Ce que ça signifie pour votre déclaration d'activité globale
Quelle que soit la répartition de votre chiffre d'affaires entre Marcel et une autre plateforme, c'est le total de votre activité — kilométrage, heures, zones parcourues — qui doit être fidèlement déclaré à votre assureur, pas une répartition plateforme par plateforme. Un chauffeur qui réduit artificiellement sa déclaration parce qu'une partie de son volume provient d'une plateforme moins connue prend exactement le même risque de sous-déclaration que s'il travaillait exclusivement pour Uber ou Bolt.

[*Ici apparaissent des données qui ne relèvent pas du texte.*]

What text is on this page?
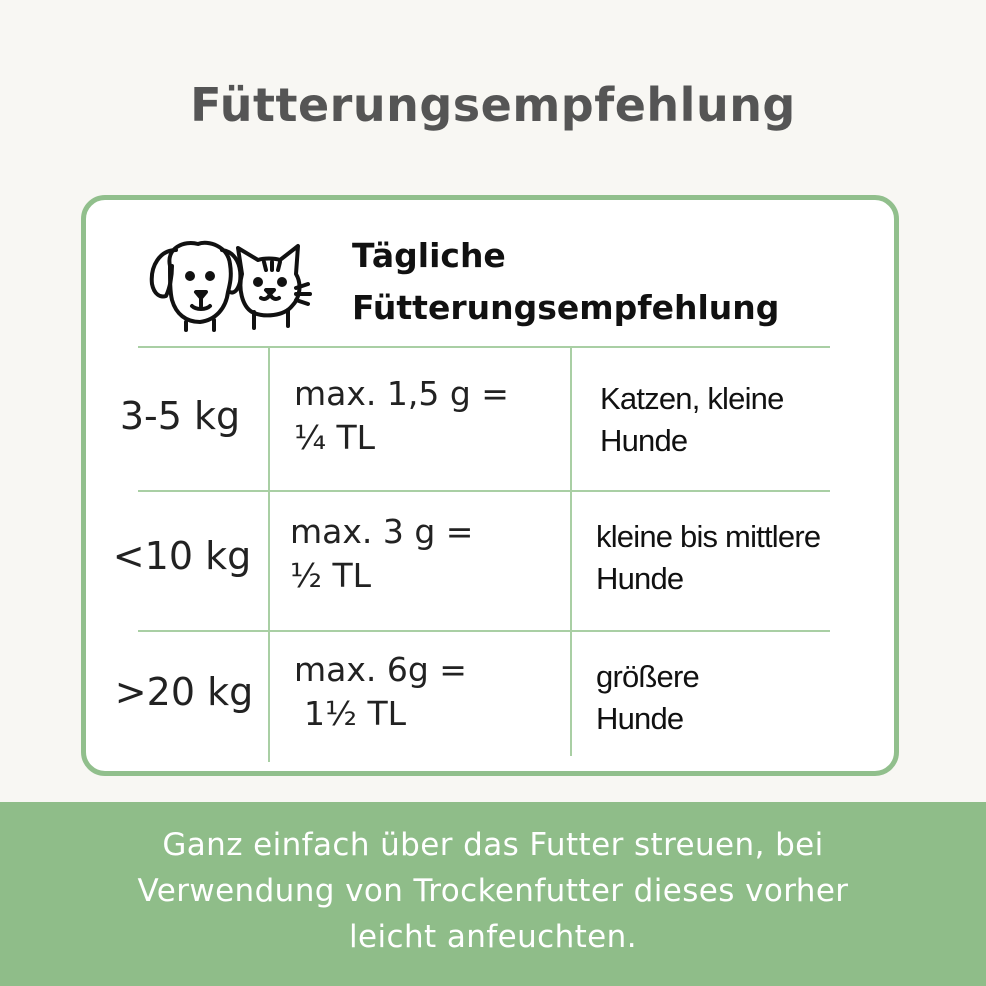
Fütterungsempfehlung
Tägliche
Fütterungsempfehlung
3-5 kg
max. 1,5 g =
¼ TL
Katzen, kleine
Hunde
<10 kg
max. 3 g =
½ TL
kleine bis mittlere
Hunde
>20 kg
max. 6g =
1½ TL
größere
Hunde
Ganz einfach über das Futter streuen, bei
Verwendung von Trockenfutter dieses vorher
leicht anfeuchten.
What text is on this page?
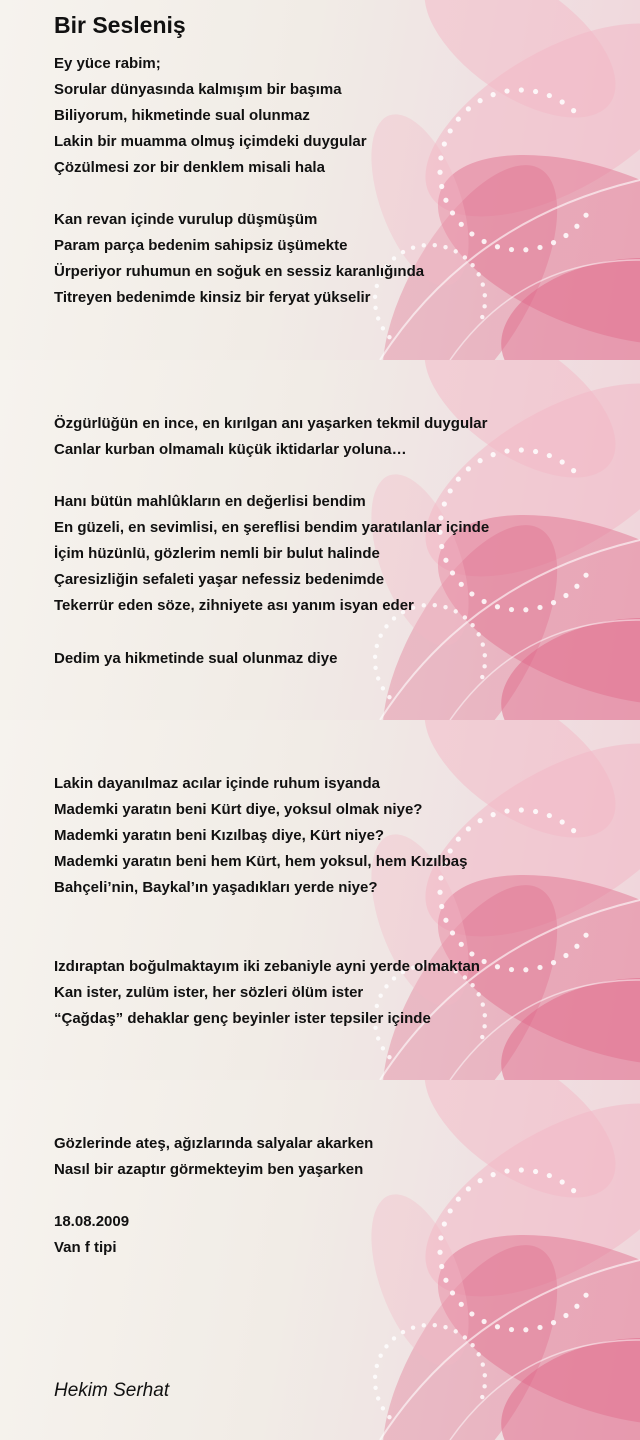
Bir Sesleniş
Ey yüce rabim;
Sorular dünyasında kalmışım bir başıma
Biliyorum, hikmetinde sual olunmaz
Lakin bir muamma olmuş içimdeki duygular
Çözülmesi zor bir denklem misali hala
Kan revan içinde vurulup düşmüşüm
Param parça bedenim sahipsiz üşümekte
Ürperiyor ruhumun en soğuk en sessiz karanlığında
Titreyen bedenimde kinsiz bir feryat yükselir
Özgürlüğün en ince, en kırılgan anı yaşarken tekmil duygular
Canlar kurban olmamalı küçük iktidarlar yoluna…
Hanı bütün mahlûkların en değerlisi bendim
En güzeli, en sevimlisi, en şereflisi bendim yaratılanlar içinde
İçim hüzünlü, gözlerim nemli bir bulut halinde
Çaresizliğin sefaleti yaşar nefessiz bedenimde
Tekerrür eden söze, zihniyete ası yanım isyan eder
Dedim ya hikmetinde sual olunmaz diye
Lakin dayanılmaz acılar içinde ruhum isyanda
Mademki yaratın beni Kürt diye, yoksul olmak niye?
Mademki yaratın beni Kızılbaş diye, Kürt niye?
Mademki yaratın beni hem Kürt, hem yoksul, hem Kızılbaş
Bahçeli’nin, Baykal’ın yaşadıkları yerde niye?
Izdıraptan boğulmaktayım iki zebaniyle ayni yerde olmaktan
Kan ister, zulüm ister, her sözleri ölüm ister
“Çağdaş” dehaklar genç beyinler ister tepsiler içinde
Gözlerinde ateş, ağızlarında salyalar akarken
Nasıl bir azaptır görmekteyim ben yaşarken
18.08.2009
Van f tipi
Hekim Serhat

Le point de vigilance à ne jamais négliger
Quelle que soit la plateforme choisie, l'erreur la plus coûteuse reste la même : rouler avec un contrat auto classique qui exclut par défaut le transport payant de passagers. Cette clause d'exclusion, présente dans la quasi-totalité des contrats auto grand public, ne fait aucune exception pour Marcel sous prétexte que la plateforme est moins connue ou moins souvent contrôlée que ses concurrentes. Un contrôle routier ne fait pas non plus de distinction : l'absence de mention explicite du transport à titre onéreux expose à la même sanction, quelle que soit l'application affichée sur le téléphone au moment du contrôle.
Ce que l'avenir de la plateforme laisse présager
Le marché du VTC reste concentré autour de deux ou trois acteurs dominants, et une plateforme de la taille de Marcel opère dans un environnement plus fragile financièrement que les leaders internationaux du secteur. Rien n'indique aujourd'hui une disparition imminente, mais un chauffeur qui construirait toute son activité sur cette seule application prendrait un risque de dépendance qu'il vaut mieux limiter en gardant, comme évoqué plus haut, une seconde plateforme active en parallèle.
Questions fréquentes
Marcel opère-t-elle en dehors de l'Île-de-France ?

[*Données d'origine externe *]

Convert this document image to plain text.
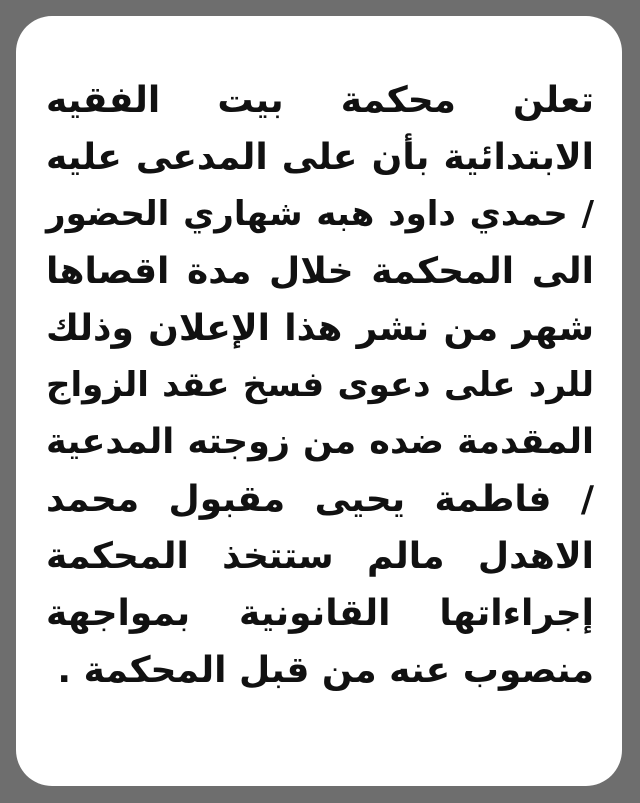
تعلن محكمة بيت الفقيه
الابتدائية بأن على المدعى عليه
/ حمدي داود هبه شهاري الحضور
الى المحكمة خلال مدة اقصاها
شهر من نشر هذا الإعلان وذلك
للرد على دعوى فسخ عقد الزواج
المقدمة ضده من زوجته المدعية
/ فاطمة يحيى مقبول محمد
الاهدل مالم ستتخذ المحكمة
إجراءاتها القانونية بمواجهة
منصوب عنه من قبل المحكمة .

Non, l'activité reste concentrée sur Paris et sa région — un chauffeur basé en province n'y trouvera pas de demande significative.
La commission plus basse compense-t-elle un volume de courses plus faible ?

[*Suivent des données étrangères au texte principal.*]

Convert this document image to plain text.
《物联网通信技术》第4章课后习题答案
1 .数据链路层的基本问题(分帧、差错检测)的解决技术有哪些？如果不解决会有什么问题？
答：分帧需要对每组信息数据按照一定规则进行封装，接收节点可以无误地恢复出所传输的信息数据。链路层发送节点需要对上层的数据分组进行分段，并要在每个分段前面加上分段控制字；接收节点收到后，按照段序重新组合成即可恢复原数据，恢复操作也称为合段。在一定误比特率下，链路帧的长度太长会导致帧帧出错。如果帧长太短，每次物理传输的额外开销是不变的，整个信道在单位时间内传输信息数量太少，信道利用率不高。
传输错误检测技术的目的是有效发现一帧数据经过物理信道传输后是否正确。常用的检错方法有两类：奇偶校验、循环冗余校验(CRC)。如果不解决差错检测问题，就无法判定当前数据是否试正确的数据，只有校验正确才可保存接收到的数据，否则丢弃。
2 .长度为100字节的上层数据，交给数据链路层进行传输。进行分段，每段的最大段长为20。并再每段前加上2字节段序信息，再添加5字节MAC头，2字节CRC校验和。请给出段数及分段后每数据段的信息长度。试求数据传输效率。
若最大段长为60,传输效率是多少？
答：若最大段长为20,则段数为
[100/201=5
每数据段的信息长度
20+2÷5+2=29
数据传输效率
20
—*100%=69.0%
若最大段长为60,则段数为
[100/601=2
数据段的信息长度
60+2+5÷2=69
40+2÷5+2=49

Cela dépend de votre zone et de vos horaires — beaucoup de chauffeurs l'utilisent en complément d'une plateforme plus généraliste plutôt qu'en exclusivité.
Faut-il un véhicule particulier pour rouler sur Marcel ?
Les exigences de standing restent proches de celles d'Uber ou Bolt sur le segment classique, sans le niveau premium exigé par des plateformes comme Allocab.
Un contrat auto classique avec option transport de personnes suffit-il ?
Oui, à condition que l'extension transport à titre onéreux soit explicitement mentionnée sur l'attestation, quelle que soit la plateforme utilisée ensuite.
Peut-on cumuler Marcel avec un statut auto-entrepreneur classique ?
Oui, sans particularité propre à cette plateforme — les règles restent celles de votre statut d'exercice, pas celles de l'application utilisée pour trouver des courses.
La commission de 16,67 % s'applique-t-elle à toutes les courses sans exception ?
Vérifiez toujours la grille actualisée dans votre espace chauffeur : certaines offres promotionnelles ou paliers de volume peuvent faire varier ce taux d'un chauffeur à l'autre.